Yesterday I created this blot about My Great Experiment. I got the sitting by a beautiful lake with a cup of tea and immediately got excited about it and began forming the content of such a blog in my head.

When I actually created the blog and started writing my thoughts and feelings from my Journal, many different feelings came up. I have already journaled for three days and I wanted my blog to reflect my journey and consist of my daily writings and preparations for Prayer.

I discovered doing this is very personal and emotional. My relationship wiht God is very private and intimate. Why share this with everyone?

Part of my process is about being honest. Honest to myself about who and what I am. Honest about all my imperfections. Honest about how I am not always the loving human I want to be. Honest about my longing.

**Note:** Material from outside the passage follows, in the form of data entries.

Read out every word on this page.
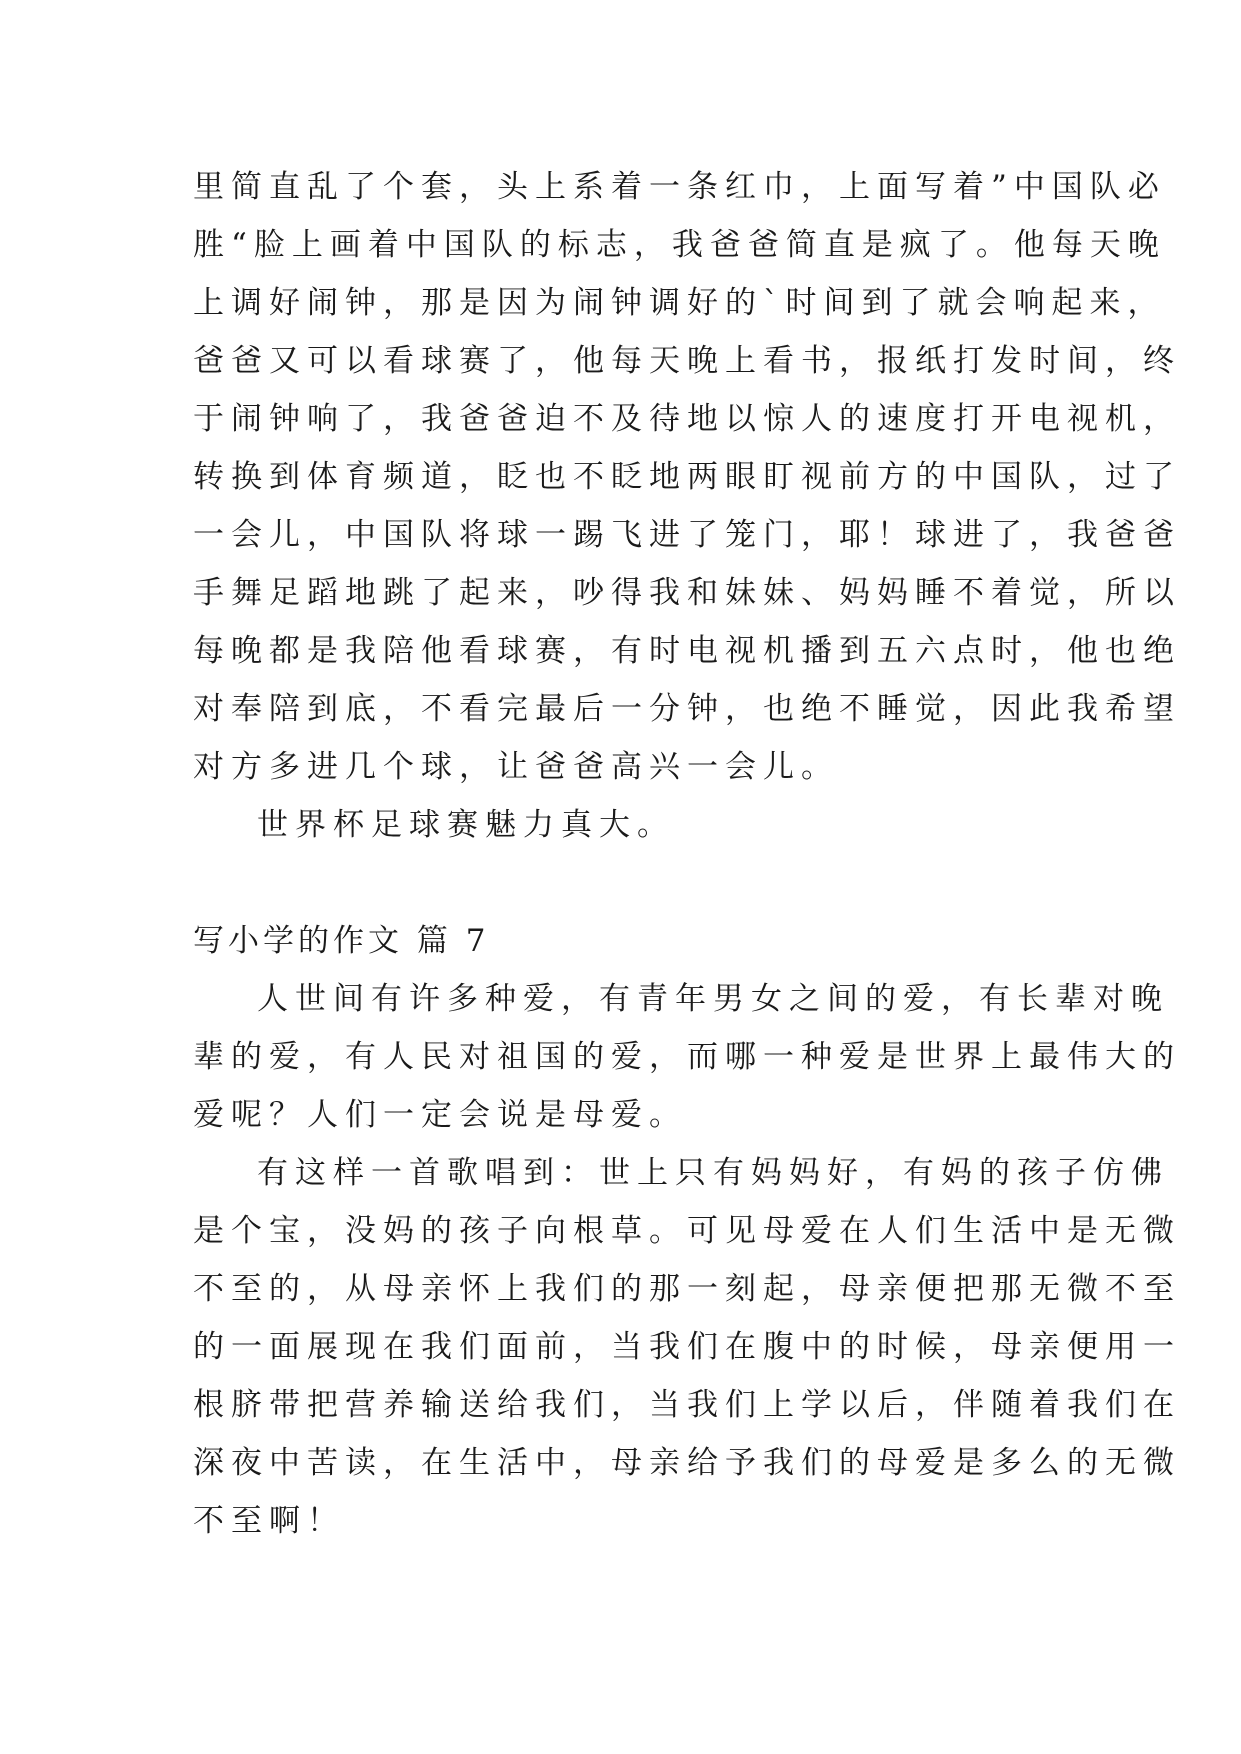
里简直乱了个套，头上系着一条红巾，上面写着”中国队必
胜“脸上画着中国队的标志，我爸爸简直是疯了。他每天晚
上调好闹钟，那是因为闹钟调好的`时间到了就会响起来，
爸爸又可以看球赛了，他每天晚上看书，报纸打发时间，终
于闹钟响了，我爸爸迫不及待地以惊人的速度打开电视机，
转换到体育频道，眨也不眨地两眼盯视前方的中国队，过了
一会儿，中国队将球一踢飞进了笼门，耶！球进了，我爸爸
手舞足蹈地跳了起来，吵得我和妹妹、妈妈睡不着觉，所以
每晚都是我陪他看球赛，有时电视机播到五六点时，他也绝
对奉陪到底，不看完最后一分钟，也绝不睡觉，因此我希望
对方多进几个球，让爸爸高兴一会儿。
世界杯足球赛魅力真大。
写小学的作文 篇 7
人世间有许多种爱，有青年男女之间的爱，有长辈对晚
辈的爱，有人民对祖国的爱，而哪一种爱是世界上最伟大的
爱呢？人们一定会说是母爱。
有这样一首歌唱到：世上只有妈妈好，有妈的孩子仿佛
是个宝，没妈的孩子向根草。可见母爱在人们生活中是无微
不至的，从母亲怀上我们的那一刻起，母亲便把那无微不至
的一面展现在我们面前，当我们在腹中的时候，母亲便用一
根脐带把营养输送给我们，当我们上学以后，伴随着我们在
深夜中苦读，在生活中，母亲给予我们的母爱是多么的无微
不至啊！
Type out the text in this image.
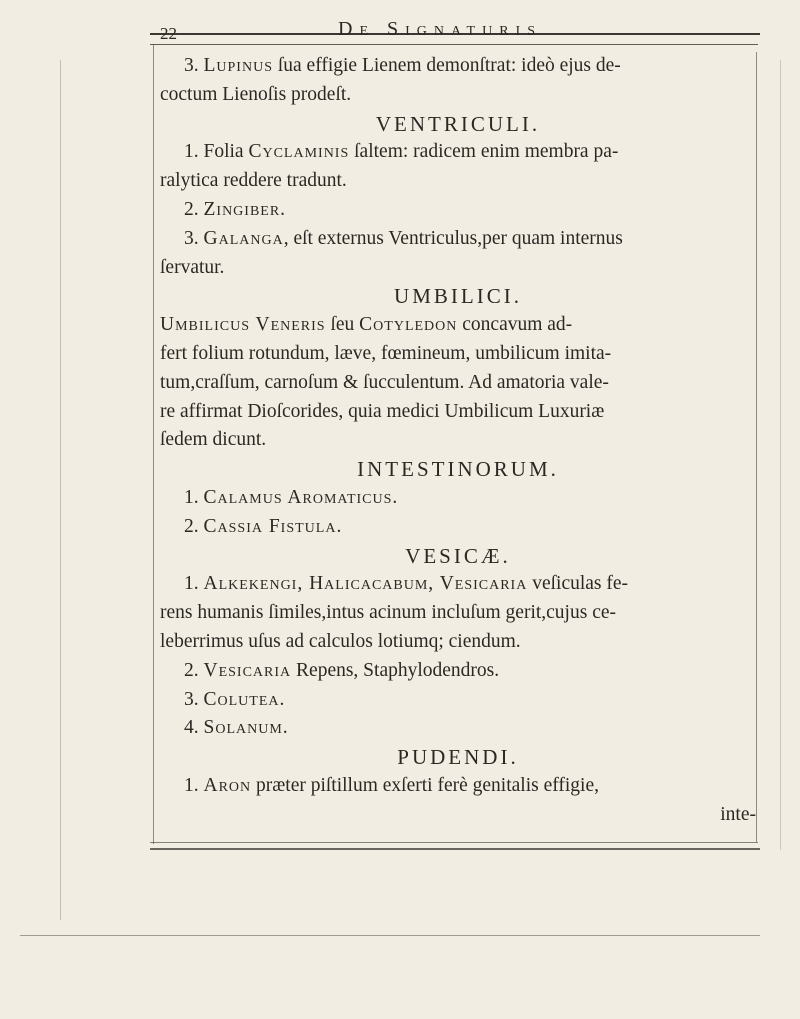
22	De Signaturis
3. Lupinus ſua effigie Lienem demonſtrat: ideò ejus de-
coctum Lienoſis prodeſt.
VENTRICULI.
1. Folia Cyclaminis ſaltem: radicem enim membra pa-
ralytica reddere tradunt.
2. Zingiber.
3. Galanga, eſt externus Ventriculus,per quam internus
ſervatur.
UMBILICI.
Umbilicus Veneris ſeu Cotyledon concavum ad-
fert folium rotundum, læve, fœmineum, umbilicum imita-
tum,craſſum, carnoſum & ſucculentum. Ad amatoria vale-
re affirmat Dioſcorides, quia medici Umbilicum Luxuriæ
ſedem dicunt.
INTESTINORUM.
1. Calamus Aromaticus.
2. Cassia Fistula.
VESICÆ.
1. Alkekengi, Halicacabum, Vesicaria veſiculas fe-
rens humanis ſimiles,intus acinum incluſum gerit,cujus ce-
leberrimus uſus ad calculos lotiumq; ciendum.
2. Vesicaria Repens, Staphylodendros.
3. Colutea.
4. Solanum.
PUDENDI.
1. Aron præter piſtillum exſerti ferè genitalis effigie,
inte-
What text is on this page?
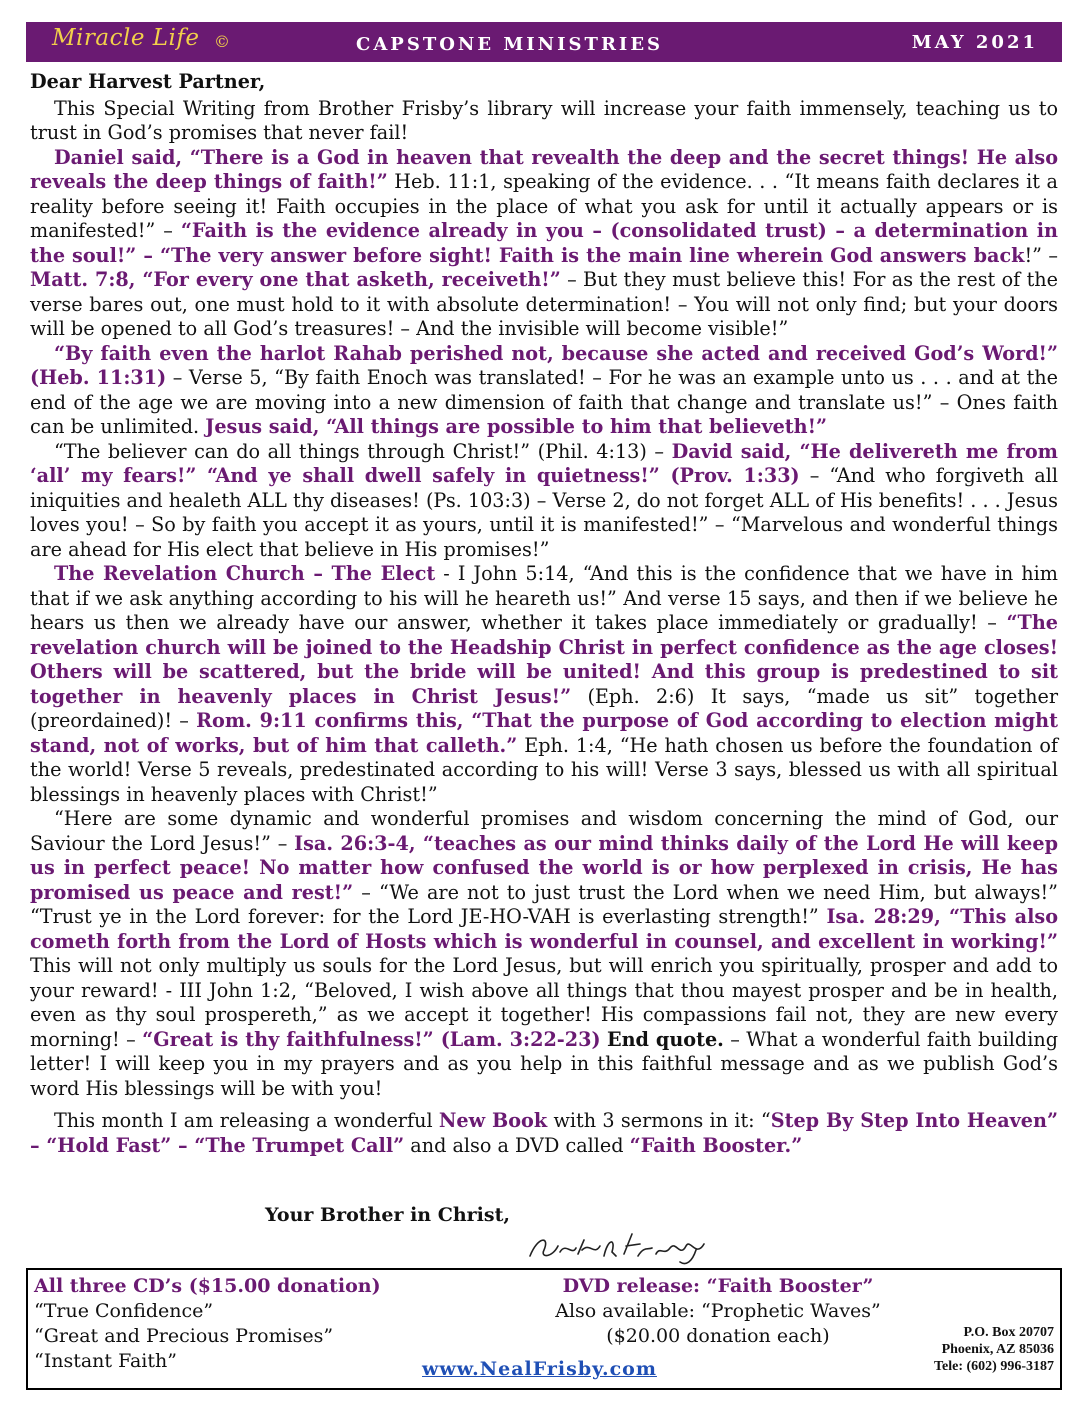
Miracle Life ©	CAPSTONE MINISTRIES	MAY 2021

Dear Harvest Partner,

This Special Writing from Brother Frisby’s library will increase your faith immensely, teaching us to trust in God’s promises that never fail!

Daniel said, “There is a God in heaven that revealth the deep and the secret things! He also reveals the deep things of faith!” Heb. 11:1, speaking of the evidence. . . “It means faith declares it a reality before seeing it! Faith occupies in the place of what you ask for until it actually appears or is manifested!” – “Faith is the evidence already in you – (consolidated trust) – a determination in the soul!” – “The very answer before sight! Faith is the main line wherein God answers back!” – Matt. 7:8, “For every one that asketh, receiveth!” – But they must believe this! For as the rest of the verse bares out, one must hold to it with absolute determination! – You will not only find; but your doors will be opened to all God’s treasures! – And the invisible will become visible!”

“By faith even the harlot Rahab perished not, because she acted and received God’s Word!” (Heb. 11:31) – Verse 5, “By faith Enoch was translated! – For he was an example unto us . . . and at the end of the age we are moving into a new dimension of faith that change and translate us!” – Ones faith can be unlimited. Jesus said, “All things are possible to him that believeth!”

“The believer can do all things through Christ!” (Phil. 4:13) – David said, “He delivereth me from ‘all’ my fears!” “And ye shall dwell safely in quietness!” (Prov. 1:33) – “And who forgiveth all iniquities and healeth ALL thy diseases! (Ps. 103:3) – Verse 2, do not forget ALL of His benefits! . . . Jesus loves you! – So by faith you accept it as yours, until it is manifested!” – “Marvelous and wonderful things are ahead for His elect that believe in His promises!”

The Revelation Church – The Elect - I John 5:14, “And this is the confidence that we have in him that if we ask anything according to his will he heareth us!” And verse 15 says, and then if we believe he hears us then we already have our answer, whether it takes place immediately or gradually! – “The revelation church will be joined to the Headship Christ in perfect confidence as the age closes! Others will be scattered, but the bride will be united! And this group is predestined to sit together in heavenly places in Christ Jesus!” (Eph. 2:6) It says, “made us sit” together (preordained)! – Rom. 9:11 confirms this, “That the purpose of God according to election might stand, not of works, but of him that calleth.” Eph. 1:4, “He hath chosen us before the foundation of the world! Verse 5 reveals, predestinated according to his will! Verse 3 says, blessed us with all spiritual blessings in heavenly places with Christ!”

“Here are some dynamic and wonderful promises and wisdom concerning the mind of God, our Saviour the Lord Jesus!” – Isa. 26:3-4, “teaches as our mind thinks daily of the Lord He will keep us in perfect peace! No matter how confused the world is or how perplexed in crisis, He has promised us peace and rest!” – “We are not to just trust the Lord when we need Him, but always!” “Trust ye in the Lord forever: for the Lord JE-HO-VAH is everlasting strength!” Isa. 28:29, “This also cometh forth from the Lord of Hosts which is wonderful in counsel, and excellent in working!” This will not only multiply us souls for the Lord Jesus, but will enrich you spiritually, prosper and add to your reward! - III John 1:2, “Beloved, I wish above all things that thou mayest prosper and be in health, even as thy soul prospereth,” as we accept it together! His compassions fail not, they are new every morning! – “Great is thy faithfulness!” (Lam. 3:22-23) End quote. – What a wonderful faith building letter! I will keep you in my prayers and as you help in this faithful message and as we publish God’s word His blessings will be with you!

This month I am releasing a wonderful New Book with 3 sermons in it: “Step By Step Into Heaven” – “Hold Fast” – “The Trumpet Call” and also a DVD called “Faith Booster.”

Your Brother in Christ,
All three CD’s ($15.00 donation)
“True Confidence”
“Great and Precious Promises”
“Instant Faith”
DVD release: “Faith Booster”
Also available: “Prophetic Waves”
($20.00 donation each)
www.NealFrisby.com
P.O. Box 20707
Phoenix, AZ 85036
Tele: (602) 996-3187
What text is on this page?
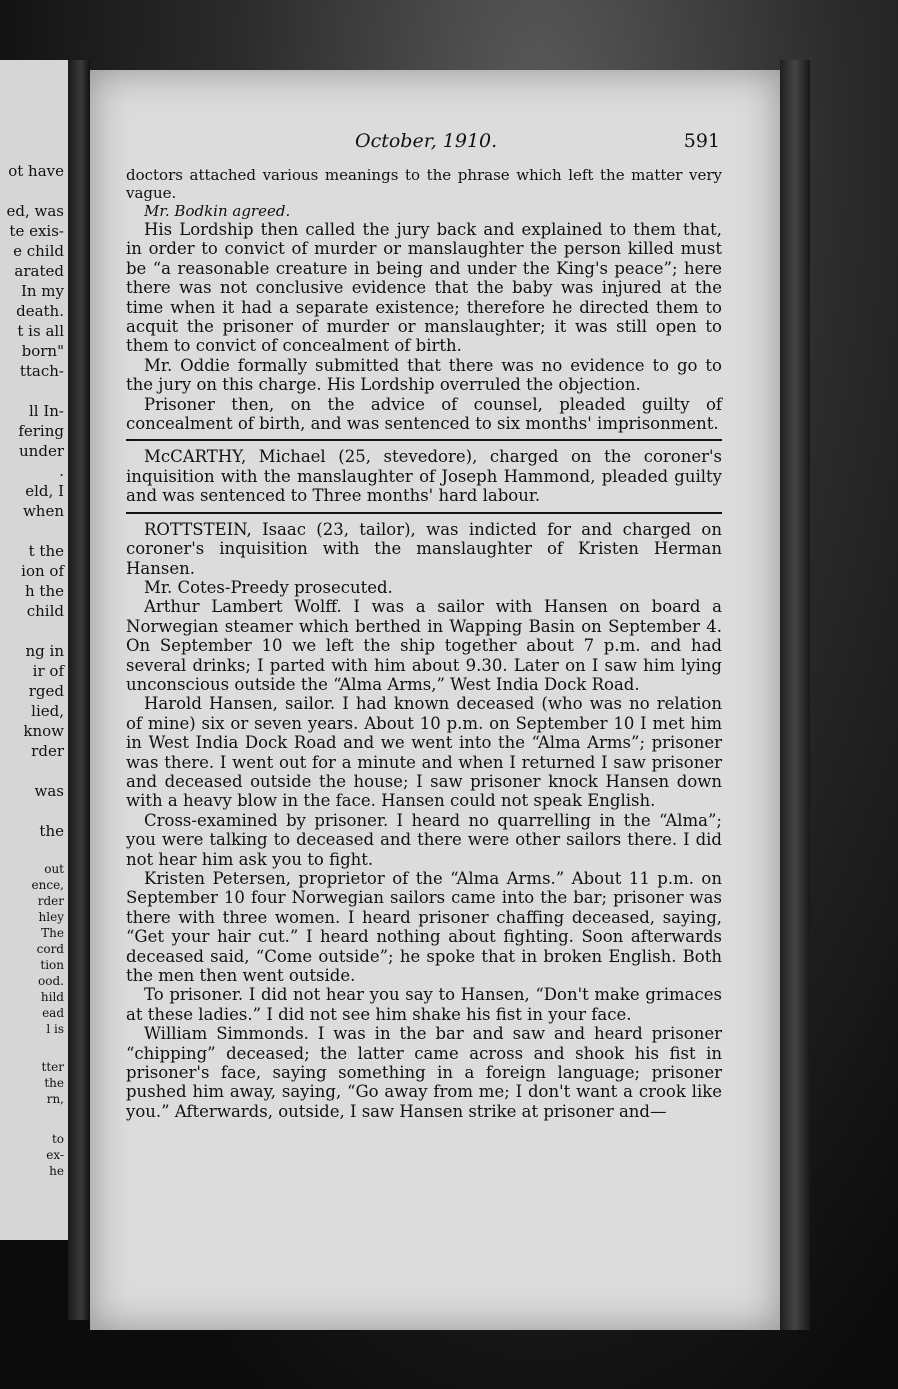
ot have
ed, was
te exis-
e child
arated
In my
death.
t is all
born"
ttach-
ll In-
fering
under
.
eld, I
when
t the
ion of
h the
child
ng in
ir of
rged
lied,
know
rder
was
the
out
ence,
rder
hley
The
cord
tion
ood.
hild
ead
l is
tter
the
rn,
to
ex-
he
October, 1910.	591

doctors attached various meanings to the phrase which left the matter very vague.

Mr. Bodkin agreed.

His Lordship then called the jury back and explained to them that, in order to convict of murder or manslaughter the person killed must be “a reasonable creature in being and under the King's peace”; here there was not conclusive evidence that the baby was injured at the time when it had a separate existence; therefore he directed them to acquit the prisoner of murder or manslaughter; it was still open to them to convict of concealment of birth.

Mr. Oddie formally submitted that there was no evidence to go to the jury on this charge. His Lordship overruled the objection.

Prisoner then, on the advice of counsel, pleaded guilty of concealment of birth, and was sentenced to six months' imprisonment.

McCARTHY, Michael (25, stevedore), charged on the coroner's inquisition with the manslaughter of Joseph Hammond, pleaded guilty and was sentenced to Three months' hard labour.

ROTTSTEIN, Isaac (23, tailor), was indicted for and charged on coroner's inquisition with the manslaughter of Kristen Herman Hansen.

Mr. Cotes-Preedy prosecuted.

Arthur Lambert Wolff. I was a sailor with Hansen on board a Norwegian steamer which berthed in Wapping Basin on September 4. On September 10 we left the ship together about 7 p.m. and had several drinks; I parted with him about 9.30. Later on I saw him lying unconscious outside the “Alma Arms,” West India Dock Road.

Harold Hansen, sailor. I had known deceased (who was no relation of mine) six or seven years. About 10 p.m. on September 10 I met him in West India Dock Road and we went into the “Alma Arms”; prisoner was there. I went out for a minute and when I returned I saw prisoner and deceased outside the house; I saw prisoner knock Hansen down with a heavy blow in the face. Hansen could not speak English.

Cross-examined by prisoner. I heard no quarrelling in the “Alma”; you were talking to deceased and there were other sailors there. I did not hear him ask you to fight.

Kristen Petersen, proprietor of the “Alma Arms.” About 11 p.m. on September 10 four Norwegian sailors came into the bar; prisoner was there with three women. I heard prisoner chaffing deceased, saying, “Get your hair cut.” I heard nothing about fighting. Soon afterwards deceased said, “Come outside”; he spoke that in broken English. Both the men then went outside.

To prisoner. I did not hear you say to Hansen, “Don't make grimaces at these ladies.” I did not see him shake his fist in your face.

William Simmonds. I was in the bar and saw and heard prisoner “chipping” deceased; the latter came across and shook his fist in prisoner's face, saying something in a foreign language; prisoner pushed him away, saying, “Go away from me; I don't want a crook like you.” Afterwards, outside, I saw Hansen strike at prisoner and—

Another aspect is to become visible. I have been hiding for too long. I am still hiding and I want to change that. In a way this is also about honesty. To show who I really am.

Some time ago I realized how I was such a great pretender! It was a shock to me to discover how dishonest I was. How being "The good mother - wife - women - you name it" was so important to me.

Changing what feels dishonest begins with the awareness. Then comes self responsibility. Where am I not being honest and why? What am I afraid of?

This blog is my day-to-day reflections during My Great Experiment. It will consist of my writings about emotions, discoveries, doubts. It will develop in its own way. I do not know where it will take me.

About Praying

Today I just asked God to let me feel the inflowing of Divine Love, insted of just saying the Prayer Perfect. I immediately felt loved, and tears started running. I asked God to help me with a personal matter, and I ended this Prayer by thanking God, and telling how grateful I am for everything in my life.

It was a very emotional experience and maybe this instant feeling of love and support, and the immediate contact with my feelings was a result of Divine Love flowing into my soul?

Doing the Prayer Perfect may serve very well. It is a beautiful Prayer. For me it is difficult because I am not used to Praying and I am not familiar with this. But developing a personal relationship with God is - personal, and just by talking to God in your own words from your heart and soul could be the beginning of this relationship.